CHOGM in Perth, Australia
PERTH: Commonwealth leaders Saturday met to thrash out key reform proposals seen as critical to the bloc remaining relevant, but a contentious human rights plan appeared deadlocked.
The grouping of 54 mainly former British colonies is under huge pressure to move with the times with its head Queen Elizabeth II on Friday saying it must adapt to remain "fresh and fit for tomorrow".
Central to reform is a report two years in the making from the Eminent Persons Group (EPG), which was created after the last Commonwealth Heads of Government Meeting to answer criticism that the bloc was failing to uphold democracy and human rights.
At the heart of its 106 recommendations is the creation of a commissioner for democracy, the rule of law and human rights and a charter which puts in writing the values upheld by all member nations.
Leaders were spending the day at "retreat" talks in Perth's King's Park discussing this issue.
Australian Prime Minister Julia Gillard said they would also focus on health, food security, sustainable development and climate change.
Rich countries such as Australia, Britain and Canada favour a stronger focus on human rights but many other developing nations resent outside influence.
Emmanuel Akwetey, one of the 11 members of the EPG, said if the key recommendations were not embraced, it would set back the bloc.
"There will be a sense of collective failure in terms of leadership," the Ghanian said Saturday.
"We are yet to see (from the leaders) a very serious fight for the life and soul of the Commonwealth, on the basis of our report."
Even Gillard appeared to water down expectations Saturday, saying any reforms, such as a rights watchdog, could only be adopted if there was consensus among all members.
"But I'd like to remind people that progress has already been made during the course of discussions," she added, citing a move to give Commonwealth foreign ministers more powers to deal with human rights breaches.
This step, announced Friday, would allow the bloc to intervene or engage earlier with governments in danger of violating human rights and the rule of law.
The EPG, chaired by former Malaysian prime minister Tun Abdullah Ahmad Badawi, was put together following criticism that the group was becoming irrelevant and in opening the summit the queen made specific mention of it.
She urged the meeting of Commonwealth leaders to embrace the reforms.
"I wish heads of government well in agreeing further reforms that respond boldly to the aspirations of today and that keep the Commonwealth fresh and fit for tomorrow," said the monarch, who leaves for London later Saturday.
"We should not forget that this is an association not only of governments but also of peoples," she added.

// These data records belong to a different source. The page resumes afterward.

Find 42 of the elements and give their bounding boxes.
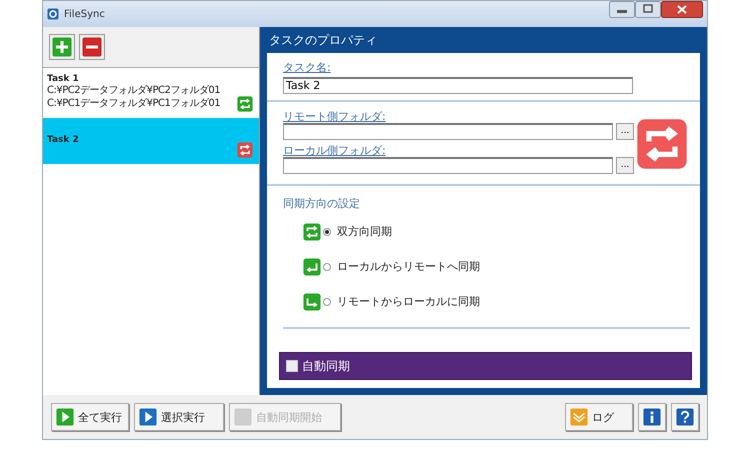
task-item[interactable]: Task 2 (43, 118, 259, 164)
field-label: ローカル側フォルダ: (283, 144, 387, 156)
folder-path: C:¥PC1データフォルダ¥PC1フォルダ01 (47, 96, 222, 110)
option-label: 双方向同期 (337, 224, 392, 239)
section-title: 同期方向の設定 (283, 196, 361, 210)
folder-field[interactable] (283, 156, 613, 174)
radio-button[interactable] (323, 228, 331, 236)
toolbar-button[interactable]: 選択実行 (134, 403, 224, 431)
app-icon (47, 8, 59, 20)
checkbox[interactable] (286, 360, 298, 372)
checkbox-label: 自動同期 (302, 358, 350, 374)
square-icon (234, 408, 252, 426)
maximize-button[interactable] (635, 1, 661, 18)
browse-button[interactable]: ... (616, 122, 634, 140)
task-name-field[interactable]: Task 2 (283, 76, 633, 94)
field-label: リモート側フォルダ: (283, 110, 387, 122)
toolbar-button[interactable]: ログ (565, 403, 633, 431)
help-icon (676, 408, 694, 426)
add-button[interactable] (49, 34, 75, 60)
toolbar-button[interactable]: 全て実行 (51, 403, 129, 431)
remove-button[interactable] (79, 34, 105, 60)
sync-icon (303, 222, 321, 240)
window-title: FileSync (64, 8, 105, 20)
radio-button[interactable] (323, 262, 331, 270)
option-label: リモートからローカルに同期 (337, 294, 480, 309)
browse-button[interactable]: ... (616, 156, 634, 174)
panel-title: タスクのプロパティ (268, 32, 378, 49)
radio-button[interactable] (323, 298, 331, 306)
minimize-button[interactable] (609, 1, 635, 18)
help-button[interactable] (671, 403, 699, 431)
close-button[interactable] (661, 1, 703, 18)
folder-path: C:¥PC2データフォルダ¥PC2フォルダ01 (47, 84, 222, 96)
play-icon (139, 408, 157, 426)
sync-icon (636, 118, 688, 170)
task-name: Task 1 (47, 74, 80, 84)
field-label: タスク名: (283, 61, 332, 74)
folder-field[interactable] (283, 122, 613, 140)
info-icon (643, 408, 661, 426)
play-icon (56, 408, 74, 426)
info-button[interactable] (638, 403, 666, 431)
option-label: ローカルからリモートへ同期 (337, 259, 480, 274)
task-name: Task 2 (47, 134, 80, 144)
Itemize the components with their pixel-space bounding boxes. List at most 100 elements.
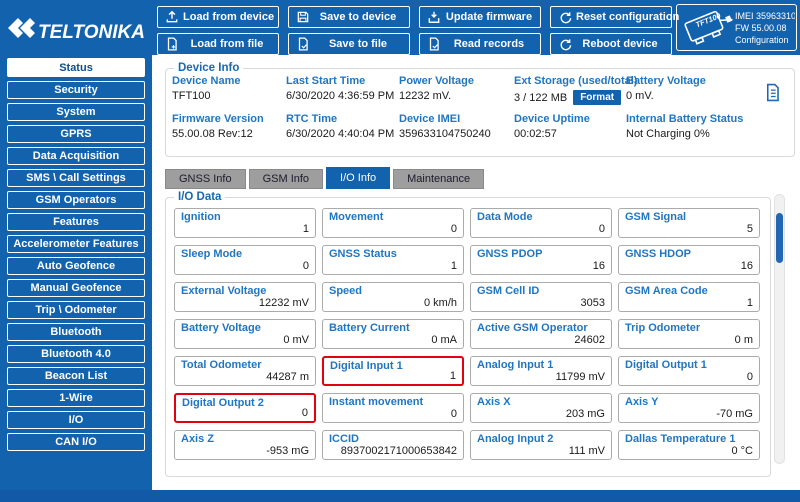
sidebar-item[interactable]: Manual Geofence — [7, 279, 145, 297]
toolbar-button[interactable]: Load from file — [157, 33, 279, 55]
sidebar-item-label: Security — [54, 84, 98, 96]
io-cell-value: 5 — [746, 223, 753, 235]
sidebar-item[interactable]: Features — [7, 213, 145, 231]
io-cell: Battery Voltage 0 mV — [174, 319, 316, 349]
sidebar-item-label: GSM Operators — [35, 194, 117, 206]
toolbar-button-label: Save to file — [328, 38, 388, 50]
io-cell-value: 44287 m — [266, 371, 309, 383]
io-cell: Instant movement 0 — [322, 393, 464, 423]
io-data-panel: I/O Data Ignition 1 Movement 0 Data Mode — [165, 191, 771, 477]
io-cell-label: GSM Cell ID — [477, 285, 540, 297]
device-info-field: Firmware Version 55.00.08 Rev:12 — [172, 113, 286, 140]
io-cell: Analog Input 1 11799 mV — [470, 356, 612, 386]
io-cell-label: GNSS Status — [329, 248, 397, 260]
sidebar-item-label: SMS \ Call Settings — [26, 172, 126, 184]
sidebar-item-label: System — [56, 106, 96, 118]
sidebar-item-label: Auto Geofence — [36, 260, 116, 272]
io-cell: Axis Y -70 mG — [618, 393, 760, 423]
io-cell-label: Battery Current — [329, 322, 410, 334]
device-info-value-text: 55.00.08 Rev:12 — [172, 128, 253, 140]
toolbar-button[interactable]: Reset configuration — [550, 6, 679, 28]
io-cell-value: 16 — [592, 260, 605, 272]
tab[interactable]: GNSS Info — [165, 169, 246, 189]
io-cell-value: 0 m — [734, 334, 753, 346]
device-image: TFT100 — [684, 10, 733, 45]
sidebar-item[interactable]: GSM Operators — [7, 191, 145, 209]
io-cell-value: 0 mV — [283, 334, 309, 346]
io-cell-label: Sleep Mode — [181, 248, 243, 260]
vertical-scrollbar[interactable] — [774, 194, 785, 464]
io-cell-value: 0 — [450, 408, 457, 420]
toolbar-button[interactable]: Save to file — [288, 33, 410, 55]
sidebar-item[interactable]: CAN I/O — [7, 433, 145, 451]
tab[interactable]: I/O Info — [326, 167, 391, 189]
io-cell-value: 203 mG — [565, 408, 605, 420]
device-fw-line: FW 55.00.08 — [735, 22, 787, 33]
sidebar-item[interactable]: System — [7, 103, 145, 121]
device-info-value-text: 6/30/2020 4:40:04 PM — [286, 128, 395, 140]
sidebar-item[interactable]: Data Acquisition — [7, 147, 145, 165]
sidebar-item[interactable]: 1-Wire — [7, 389, 145, 407]
sidebar-item[interactable]: Bluetooth 4.0 — [7, 345, 145, 363]
sidebar-item[interactable]: SMS \ Call Settings — [7, 169, 145, 187]
toolbar-button[interactable]: Save to device — [288, 6, 410, 28]
io-cell: Battery Current 0 mA — [322, 319, 464, 349]
scrollbar-thumb[interactable] — [776, 213, 783, 263]
device-info-label: Internal Battery Status — [626, 113, 744, 125]
toolbar-button[interactable]: Reboot device — [550, 33, 672, 55]
device-badge: TFT100 IMEI 359633104750240 FW 55.00.08 … — [676, 4, 797, 51]
io-cell-label: Ignition — [181, 211, 221, 223]
io-cell-label: Analog Input 1 — [477, 359, 554, 371]
sidebar-item[interactable]: Status — [7, 58, 145, 77]
io-data-title: I/O Data — [178, 191, 222, 203]
sidebar-item[interactable]: Accelerometer Features — [7, 235, 145, 253]
sidebar-item[interactable]: Trip \ Odometer — [7, 301, 145, 319]
toolbar-button[interactable]: Read records — [419, 33, 541, 55]
io-cell-label: Battery Voltage — [181, 322, 261, 334]
report-document-icon[interactable] — [763, 82, 782, 103]
teltonika-logo: TELTONIKA — [8, 18, 145, 43]
io-cell-value: 0 — [598, 223, 605, 235]
io-cell-label: ICCID — [329, 433, 359, 445]
io-cell-value: 1 — [450, 260, 457, 272]
device-info-value: 6/30/2020 4:36:59 PM — [286, 90, 399, 102]
io-cell-value: 16 — [740, 260, 753, 272]
toolbar-buttons: Load from device Save to device Update f… — [157, 6, 679, 55]
sidebar-item[interactable]: Bluetooth — [7, 323, 145, 341]
io-cell-value: 1 — [449, 370, 456, 382]
tab[interactable]: GSM Info — [248, 169, 324, 189]
io-cell-value: -953 mG — [266, 445, 309, 457]
io-cell-label: Analog Input 2 — [477, 433, 554, 445]
tab-label: GNSS Info — [179, 173, 232, 185]
format-button[interactable]: Format — [573, 90, 622, 105]
main-content: Device Info Device Name TFT100 Last Star… — [152, 55, 800, 490]
io-cell-value: 0 — [302, 260, 309, 272]
sidebar-item-label: 1-Wire — [59, 392, 93, 404]
io-cell-label: Dallas Temperature 1 — [625, 433, 736, 445]
device-imei-line: IMEI 359633104750240 — [735, 10, 795, 21]
io-cell-label: GSM Area Code — [625, 285, 708, 297]
sidebar-item[interactable]: Beacon List — [7, 367, 145, 385]
sidebar-item[interactable]: Auto Geofence — [7, 257, 145, 275]
toolbar-button-icon — [296, 10, 310, 24]
toolbar-button[interactable]: Load from device — [157, 6, 279, 28]
io-cell-label: External Voltage — [181, 285, 267, 297]
toolbar-button-label: Reset configuration — [576, 11, 680, 23]
sidebar-item-label: Accelerometer Features — [13, 238, 139, 250]
io-cell: Digital Input 1 1 — [322, 356, 464, 386]
io-cell: GSM Signal 5 — [618, 208, 760, 238]
tab[interactable]: Maintenance — [393, 169, 485, 189]
io-cell: Sleep Mode 0 — [174, 245, 316, 275]
device-info-value-text: TFT100 — [172, 90, 211, 102]
sidebar-item[interactable]: I/O — [7, 411, 145, 429]
io-cell-value: 0 — [301, 407, 308, 419]
toolbar: TELTONIKA Load from device Save to devic… — [0, 0, 800, 55]
sidebar-item[interactable]: Security — [7, 81, 145, 99]
io-cell-value: 1 — [302, 223, 309, 235]
sidebar-item[interactable]: GPRS — [7, 125, 145, 143]
toolbar-button[interactable]: Update firmware — [419, 6, 541, 28]
device-info-value: TFT100 — [172, 90, 286, 102]
device-info-value: 3 / 122 MB Format — [514, 90, 626, 105]
toolbar-button-icon — [427, 10, 441, 24]
io-cell: Ignition 1 — [174, 208, 316, 238]
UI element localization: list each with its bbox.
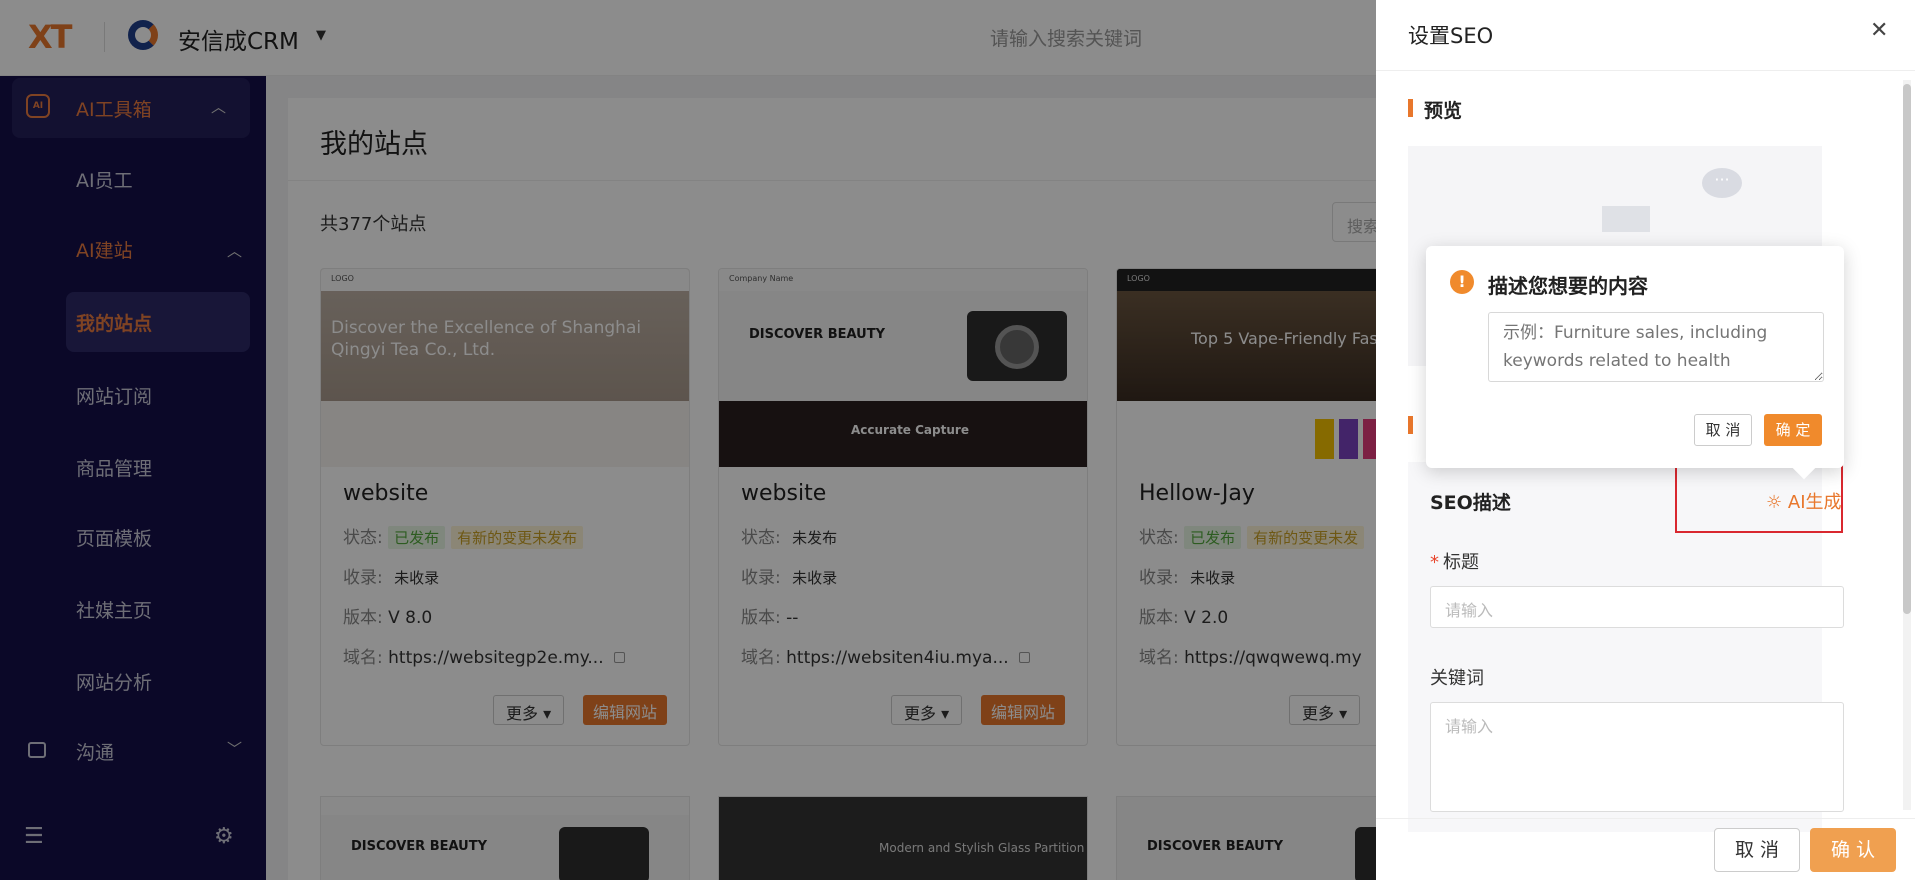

Hugh Segal, a Canadian senator on the EPG, urged leaders to give equal attention to other crucial issues, such as climate change and debt for small states, as well as HIV-AIDS and rights of women.
"I'm hopeful... that the leaders will come up with a more slightly activist conclusion as to how to proceed," he said.
The summit is being held amid heavy security with the centre of Perth in virtual lockdown to deter potential terrorist threats and limit any protests by those wanting to emulate the global "Occupy" movement.